Los problemas de Inglaterra
Su enemigo, sin embargo, no se encontraba en mejor forma: de la soberbia victoria en Agincourt habían pasado a la humillante derrota de París. Enrique VI era aún menor de edad, y enfrentaba los mismos problemas que Carlos: luchas, recelos y rivalidades entre los nobles y príncipes reales de su casa. Buscando descomprimir la situación internacional, el jovencito solicitó y obtuvo la mano de Margarita de Anjou, sobrina de su rival Carlos VII, con la que se casó en 1444. Una vez casados, la posibilidad de una paz de compromiso basada en los lazos familiares se vislumbraba cercana. Sin embargo, de las dos facciones en que se habían dividido los ingleses, una estaba en favor de la paz (liderada por Juan de Beaufort, duque de Somerset). Pero la otra preconizaba la guerra y su prosecución hasta el exterminio. Sus jefes eran Humberto, duque de Gloucester y Ricardo, duque de York. Para colmo de la desgracia inglesa, Enrique VI comenzó a seguir los pasos de Carlos VI, el enemigo de su padre. Poco a poco comenzó a evidenciar síntomas de locura, que pronto se convirtieron en una clara, permanente e incapacitante demencia.

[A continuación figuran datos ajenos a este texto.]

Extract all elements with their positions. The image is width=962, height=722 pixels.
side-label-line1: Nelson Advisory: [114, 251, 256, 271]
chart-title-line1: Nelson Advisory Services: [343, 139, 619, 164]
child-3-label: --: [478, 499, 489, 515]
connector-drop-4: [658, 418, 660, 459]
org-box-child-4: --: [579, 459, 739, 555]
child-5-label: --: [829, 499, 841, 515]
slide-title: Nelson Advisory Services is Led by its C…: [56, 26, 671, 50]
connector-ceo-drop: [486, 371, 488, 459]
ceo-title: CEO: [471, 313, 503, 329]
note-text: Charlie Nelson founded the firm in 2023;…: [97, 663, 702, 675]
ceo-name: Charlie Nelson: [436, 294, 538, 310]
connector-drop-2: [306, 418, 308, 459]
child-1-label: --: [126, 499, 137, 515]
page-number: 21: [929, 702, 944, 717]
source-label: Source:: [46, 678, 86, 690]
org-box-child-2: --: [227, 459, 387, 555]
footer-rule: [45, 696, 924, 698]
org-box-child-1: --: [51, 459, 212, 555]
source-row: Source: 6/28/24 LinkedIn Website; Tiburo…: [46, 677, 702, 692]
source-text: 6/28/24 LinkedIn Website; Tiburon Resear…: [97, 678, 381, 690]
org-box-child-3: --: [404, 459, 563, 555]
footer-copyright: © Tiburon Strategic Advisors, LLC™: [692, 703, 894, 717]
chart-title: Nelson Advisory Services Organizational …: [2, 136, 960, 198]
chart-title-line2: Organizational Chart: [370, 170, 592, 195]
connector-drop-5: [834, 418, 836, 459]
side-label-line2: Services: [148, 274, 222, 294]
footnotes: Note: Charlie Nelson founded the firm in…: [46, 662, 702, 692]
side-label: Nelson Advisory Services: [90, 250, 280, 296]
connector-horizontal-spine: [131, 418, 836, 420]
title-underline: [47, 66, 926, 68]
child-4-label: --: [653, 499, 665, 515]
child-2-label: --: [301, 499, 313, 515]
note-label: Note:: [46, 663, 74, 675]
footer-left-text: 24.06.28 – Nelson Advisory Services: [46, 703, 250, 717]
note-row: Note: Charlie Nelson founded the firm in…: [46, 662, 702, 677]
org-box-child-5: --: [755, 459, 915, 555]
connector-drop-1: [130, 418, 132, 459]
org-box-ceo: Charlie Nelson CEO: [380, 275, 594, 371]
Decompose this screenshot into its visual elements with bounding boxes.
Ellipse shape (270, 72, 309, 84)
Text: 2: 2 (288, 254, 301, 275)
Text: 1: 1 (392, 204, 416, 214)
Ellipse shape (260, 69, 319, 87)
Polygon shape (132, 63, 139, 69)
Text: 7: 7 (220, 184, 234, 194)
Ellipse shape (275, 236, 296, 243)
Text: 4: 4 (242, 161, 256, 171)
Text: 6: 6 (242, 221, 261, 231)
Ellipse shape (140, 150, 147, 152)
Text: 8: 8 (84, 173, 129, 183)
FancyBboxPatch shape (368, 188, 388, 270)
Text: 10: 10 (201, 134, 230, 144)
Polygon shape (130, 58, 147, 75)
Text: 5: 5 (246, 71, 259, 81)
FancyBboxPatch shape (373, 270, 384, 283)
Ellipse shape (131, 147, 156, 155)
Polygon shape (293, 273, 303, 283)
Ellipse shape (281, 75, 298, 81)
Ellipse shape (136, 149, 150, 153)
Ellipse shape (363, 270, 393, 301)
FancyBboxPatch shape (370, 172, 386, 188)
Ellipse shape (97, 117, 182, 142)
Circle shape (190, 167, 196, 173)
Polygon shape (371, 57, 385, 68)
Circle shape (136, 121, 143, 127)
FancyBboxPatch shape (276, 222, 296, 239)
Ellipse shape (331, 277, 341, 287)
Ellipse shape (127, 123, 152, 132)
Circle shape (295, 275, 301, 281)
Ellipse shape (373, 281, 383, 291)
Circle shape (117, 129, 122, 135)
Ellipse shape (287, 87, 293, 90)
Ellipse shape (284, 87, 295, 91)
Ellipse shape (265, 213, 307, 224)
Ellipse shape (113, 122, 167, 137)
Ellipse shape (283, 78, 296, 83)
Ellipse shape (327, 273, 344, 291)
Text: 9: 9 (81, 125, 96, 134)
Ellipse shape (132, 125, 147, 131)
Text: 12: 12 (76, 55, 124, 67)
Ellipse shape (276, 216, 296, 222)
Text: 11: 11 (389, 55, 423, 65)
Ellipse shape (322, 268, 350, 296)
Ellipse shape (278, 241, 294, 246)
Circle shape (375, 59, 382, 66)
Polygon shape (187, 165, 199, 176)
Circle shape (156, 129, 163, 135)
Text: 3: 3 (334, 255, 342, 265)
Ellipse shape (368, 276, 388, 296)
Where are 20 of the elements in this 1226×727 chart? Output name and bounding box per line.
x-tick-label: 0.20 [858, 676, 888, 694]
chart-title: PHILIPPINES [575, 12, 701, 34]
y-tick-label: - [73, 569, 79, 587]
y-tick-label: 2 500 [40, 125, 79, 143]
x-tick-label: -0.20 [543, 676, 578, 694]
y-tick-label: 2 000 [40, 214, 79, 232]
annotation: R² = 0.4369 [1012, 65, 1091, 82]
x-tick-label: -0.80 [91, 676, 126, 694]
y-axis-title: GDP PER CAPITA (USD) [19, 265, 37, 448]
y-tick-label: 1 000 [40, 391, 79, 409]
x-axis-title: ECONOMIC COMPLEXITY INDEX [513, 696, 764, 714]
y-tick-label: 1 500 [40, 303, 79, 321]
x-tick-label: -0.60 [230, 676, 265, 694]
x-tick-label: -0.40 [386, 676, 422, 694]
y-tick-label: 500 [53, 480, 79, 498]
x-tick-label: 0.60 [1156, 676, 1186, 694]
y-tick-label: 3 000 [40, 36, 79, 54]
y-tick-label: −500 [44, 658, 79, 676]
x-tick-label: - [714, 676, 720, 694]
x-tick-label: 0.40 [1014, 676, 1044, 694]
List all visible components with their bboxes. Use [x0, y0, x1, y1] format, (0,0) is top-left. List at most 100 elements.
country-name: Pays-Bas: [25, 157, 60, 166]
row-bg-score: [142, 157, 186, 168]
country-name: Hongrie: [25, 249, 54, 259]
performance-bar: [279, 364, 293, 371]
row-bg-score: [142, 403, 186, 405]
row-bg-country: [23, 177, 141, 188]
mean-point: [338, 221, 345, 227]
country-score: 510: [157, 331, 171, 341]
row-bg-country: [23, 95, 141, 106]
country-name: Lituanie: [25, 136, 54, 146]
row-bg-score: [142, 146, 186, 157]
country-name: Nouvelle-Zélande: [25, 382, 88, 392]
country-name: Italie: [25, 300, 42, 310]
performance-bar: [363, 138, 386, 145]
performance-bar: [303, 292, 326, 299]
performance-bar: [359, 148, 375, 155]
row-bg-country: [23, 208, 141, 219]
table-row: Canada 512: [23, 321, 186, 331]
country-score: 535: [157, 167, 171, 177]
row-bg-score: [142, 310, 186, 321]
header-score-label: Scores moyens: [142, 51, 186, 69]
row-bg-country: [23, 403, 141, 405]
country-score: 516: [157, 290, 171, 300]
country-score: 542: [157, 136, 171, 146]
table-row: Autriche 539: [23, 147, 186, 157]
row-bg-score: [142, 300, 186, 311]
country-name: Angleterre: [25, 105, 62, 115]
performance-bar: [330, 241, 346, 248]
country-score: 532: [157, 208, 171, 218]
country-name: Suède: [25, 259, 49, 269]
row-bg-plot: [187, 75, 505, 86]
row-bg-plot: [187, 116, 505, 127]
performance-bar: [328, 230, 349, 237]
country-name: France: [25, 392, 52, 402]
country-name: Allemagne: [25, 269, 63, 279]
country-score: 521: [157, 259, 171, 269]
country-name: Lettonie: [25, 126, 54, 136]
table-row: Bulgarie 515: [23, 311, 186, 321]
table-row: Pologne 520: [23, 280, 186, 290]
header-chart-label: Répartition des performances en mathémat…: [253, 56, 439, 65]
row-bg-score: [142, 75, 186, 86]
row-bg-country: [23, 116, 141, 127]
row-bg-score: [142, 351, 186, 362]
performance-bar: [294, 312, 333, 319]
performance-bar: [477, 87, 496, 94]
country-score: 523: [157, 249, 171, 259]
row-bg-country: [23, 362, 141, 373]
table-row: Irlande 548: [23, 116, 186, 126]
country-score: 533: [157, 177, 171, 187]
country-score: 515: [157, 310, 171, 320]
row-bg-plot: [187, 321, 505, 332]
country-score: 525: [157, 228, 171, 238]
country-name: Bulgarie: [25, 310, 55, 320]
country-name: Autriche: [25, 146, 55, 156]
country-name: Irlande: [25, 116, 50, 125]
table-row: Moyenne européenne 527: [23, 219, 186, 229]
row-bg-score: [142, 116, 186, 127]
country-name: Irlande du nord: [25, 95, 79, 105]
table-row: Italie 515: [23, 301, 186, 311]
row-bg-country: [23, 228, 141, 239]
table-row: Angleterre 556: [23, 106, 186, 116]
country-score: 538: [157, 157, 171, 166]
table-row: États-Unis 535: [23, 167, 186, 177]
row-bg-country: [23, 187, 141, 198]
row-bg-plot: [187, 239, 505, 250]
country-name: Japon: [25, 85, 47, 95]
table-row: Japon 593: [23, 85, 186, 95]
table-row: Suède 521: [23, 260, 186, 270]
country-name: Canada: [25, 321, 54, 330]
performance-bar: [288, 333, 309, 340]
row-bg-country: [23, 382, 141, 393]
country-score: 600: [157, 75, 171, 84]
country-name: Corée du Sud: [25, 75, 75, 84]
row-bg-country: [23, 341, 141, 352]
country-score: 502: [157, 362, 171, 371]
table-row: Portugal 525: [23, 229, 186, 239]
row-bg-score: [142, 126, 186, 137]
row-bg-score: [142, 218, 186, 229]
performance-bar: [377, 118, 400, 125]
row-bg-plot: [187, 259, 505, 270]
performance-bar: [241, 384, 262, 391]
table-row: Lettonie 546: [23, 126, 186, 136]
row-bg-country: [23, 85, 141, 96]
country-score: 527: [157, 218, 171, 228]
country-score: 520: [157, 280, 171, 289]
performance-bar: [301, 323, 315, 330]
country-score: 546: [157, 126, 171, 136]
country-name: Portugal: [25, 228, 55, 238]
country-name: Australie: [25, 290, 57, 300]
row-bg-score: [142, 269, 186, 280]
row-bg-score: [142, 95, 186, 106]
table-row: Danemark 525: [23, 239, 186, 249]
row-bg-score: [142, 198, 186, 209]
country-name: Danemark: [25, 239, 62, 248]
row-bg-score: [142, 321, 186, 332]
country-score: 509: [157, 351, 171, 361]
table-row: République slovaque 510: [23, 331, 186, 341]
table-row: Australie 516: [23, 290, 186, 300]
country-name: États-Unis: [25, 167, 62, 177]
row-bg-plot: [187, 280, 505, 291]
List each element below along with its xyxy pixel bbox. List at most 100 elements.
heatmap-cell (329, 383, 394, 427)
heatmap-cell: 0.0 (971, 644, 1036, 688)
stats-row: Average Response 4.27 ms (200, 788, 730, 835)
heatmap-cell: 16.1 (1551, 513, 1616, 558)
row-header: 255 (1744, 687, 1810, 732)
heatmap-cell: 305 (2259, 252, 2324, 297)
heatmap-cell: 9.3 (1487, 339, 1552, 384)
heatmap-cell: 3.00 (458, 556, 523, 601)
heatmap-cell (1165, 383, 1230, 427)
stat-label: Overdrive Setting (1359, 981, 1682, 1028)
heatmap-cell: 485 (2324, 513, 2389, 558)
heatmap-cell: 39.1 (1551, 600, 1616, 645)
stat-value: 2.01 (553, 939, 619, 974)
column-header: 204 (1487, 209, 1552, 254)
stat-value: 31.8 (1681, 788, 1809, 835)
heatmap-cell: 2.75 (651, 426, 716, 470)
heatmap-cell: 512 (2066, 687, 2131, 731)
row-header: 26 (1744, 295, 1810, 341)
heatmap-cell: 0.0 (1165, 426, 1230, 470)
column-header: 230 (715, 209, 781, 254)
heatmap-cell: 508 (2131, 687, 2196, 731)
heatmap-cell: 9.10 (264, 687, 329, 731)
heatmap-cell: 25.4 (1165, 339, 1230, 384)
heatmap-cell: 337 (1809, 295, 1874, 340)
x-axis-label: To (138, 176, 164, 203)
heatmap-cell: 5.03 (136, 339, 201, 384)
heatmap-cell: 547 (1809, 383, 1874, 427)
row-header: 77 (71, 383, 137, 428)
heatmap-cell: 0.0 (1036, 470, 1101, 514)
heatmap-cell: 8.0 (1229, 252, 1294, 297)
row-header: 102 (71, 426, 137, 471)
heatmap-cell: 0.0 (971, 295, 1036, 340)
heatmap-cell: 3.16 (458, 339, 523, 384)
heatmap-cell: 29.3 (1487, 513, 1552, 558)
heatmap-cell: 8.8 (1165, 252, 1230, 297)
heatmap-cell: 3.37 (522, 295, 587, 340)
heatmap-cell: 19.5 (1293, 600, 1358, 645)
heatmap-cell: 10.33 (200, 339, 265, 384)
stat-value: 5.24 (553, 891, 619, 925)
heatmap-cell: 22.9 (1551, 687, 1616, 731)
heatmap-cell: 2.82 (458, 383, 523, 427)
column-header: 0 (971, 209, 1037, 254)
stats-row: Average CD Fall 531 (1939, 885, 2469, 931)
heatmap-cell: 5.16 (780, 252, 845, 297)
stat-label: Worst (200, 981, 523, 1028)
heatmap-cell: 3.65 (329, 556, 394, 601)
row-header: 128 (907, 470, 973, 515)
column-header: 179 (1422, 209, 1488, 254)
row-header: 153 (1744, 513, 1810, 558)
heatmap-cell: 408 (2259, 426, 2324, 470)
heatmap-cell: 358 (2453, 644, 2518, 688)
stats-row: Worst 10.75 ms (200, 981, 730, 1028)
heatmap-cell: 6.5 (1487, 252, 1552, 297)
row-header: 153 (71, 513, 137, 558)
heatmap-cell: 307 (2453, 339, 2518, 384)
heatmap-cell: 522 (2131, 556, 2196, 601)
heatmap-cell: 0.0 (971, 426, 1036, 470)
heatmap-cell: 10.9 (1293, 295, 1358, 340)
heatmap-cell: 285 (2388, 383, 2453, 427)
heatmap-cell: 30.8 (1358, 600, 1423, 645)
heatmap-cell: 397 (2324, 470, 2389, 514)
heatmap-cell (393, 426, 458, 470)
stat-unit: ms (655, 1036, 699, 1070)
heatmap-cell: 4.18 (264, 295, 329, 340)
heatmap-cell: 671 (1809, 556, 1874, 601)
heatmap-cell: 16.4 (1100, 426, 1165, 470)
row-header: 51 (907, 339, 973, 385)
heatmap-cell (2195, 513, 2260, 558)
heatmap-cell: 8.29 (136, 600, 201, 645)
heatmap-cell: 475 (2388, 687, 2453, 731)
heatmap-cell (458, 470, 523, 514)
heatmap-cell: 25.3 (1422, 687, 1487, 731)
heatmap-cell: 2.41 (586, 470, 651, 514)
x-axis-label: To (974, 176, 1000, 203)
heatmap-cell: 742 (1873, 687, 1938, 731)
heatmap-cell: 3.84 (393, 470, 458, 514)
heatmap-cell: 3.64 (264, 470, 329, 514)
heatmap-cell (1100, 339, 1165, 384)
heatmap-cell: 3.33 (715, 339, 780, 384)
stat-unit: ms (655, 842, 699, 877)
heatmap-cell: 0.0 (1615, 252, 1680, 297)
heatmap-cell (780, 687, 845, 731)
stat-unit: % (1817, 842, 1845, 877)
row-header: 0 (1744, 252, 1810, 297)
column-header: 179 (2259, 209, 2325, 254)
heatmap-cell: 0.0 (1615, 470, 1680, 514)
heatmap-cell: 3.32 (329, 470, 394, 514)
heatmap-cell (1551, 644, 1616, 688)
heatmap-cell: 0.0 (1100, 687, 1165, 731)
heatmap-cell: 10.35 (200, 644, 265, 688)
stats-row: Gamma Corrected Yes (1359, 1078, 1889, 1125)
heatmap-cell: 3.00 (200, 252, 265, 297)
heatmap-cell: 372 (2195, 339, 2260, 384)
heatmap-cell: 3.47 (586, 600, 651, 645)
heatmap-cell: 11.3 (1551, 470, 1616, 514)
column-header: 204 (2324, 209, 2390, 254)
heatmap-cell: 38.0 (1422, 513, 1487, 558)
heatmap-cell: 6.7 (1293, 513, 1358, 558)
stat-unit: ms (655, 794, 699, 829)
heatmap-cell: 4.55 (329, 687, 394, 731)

El fin de la guerra y la victoria de Francia
Las reformas y mejoras realizadas por Carlos VII rindieron sus frutos: lentamente la presión francesa comenzó a hacer retroceder al enemigo y fue poniendo sitio y reconquistando, paso a paso, todas las posesiones inglesas en tierra francesa. Sin el apoyo borgoñón, los ingleses debieron entregar Normandía en 1450 y la preciada Aquitania en 1453. Para ese año, que hoy se considera el del final de la guerra, la única posesión que se permitió conservar a los ingleses fue la ciudad costera de Calais. Una vez desaparecidos los motivos del conflicto, la guerra terminó silenciosamente. Ni siquieran se firmó un tratado que certificara la paz añorada pero nunca alcanzada durante más de un siglo.
Las consecuencias
Enfermo Enrique VI, Inglaterra quedó, tras el fin de la Guerra de los Cien Años, en manos de Somerset y York, enemigos declarados y absolutamente enfrentados ideológicamente (Gloucester estaba en prisión). Guiados por intereses personales, no se preocuparon por consolidar la flamante paz, sino que embarcaron a su país en una sangrienta guerra civil dinástica que se conocería como la Guerra de las Dos Rosas. En Francia, por su parte, la monarquía y el absolutismo fueron consolidados por Luis XI, hijo de Carlos VII. Luego de grandes conquistas (Borgoña y Picardía, por ejemplo), la Casa de Valois se extinguió como lo había hecho antes la de los Capetos. Estas caídas prefiguraban el fin de los estados feudales y el comienzo de la Europa Moderna que se harían realidad en el siglo siguiente.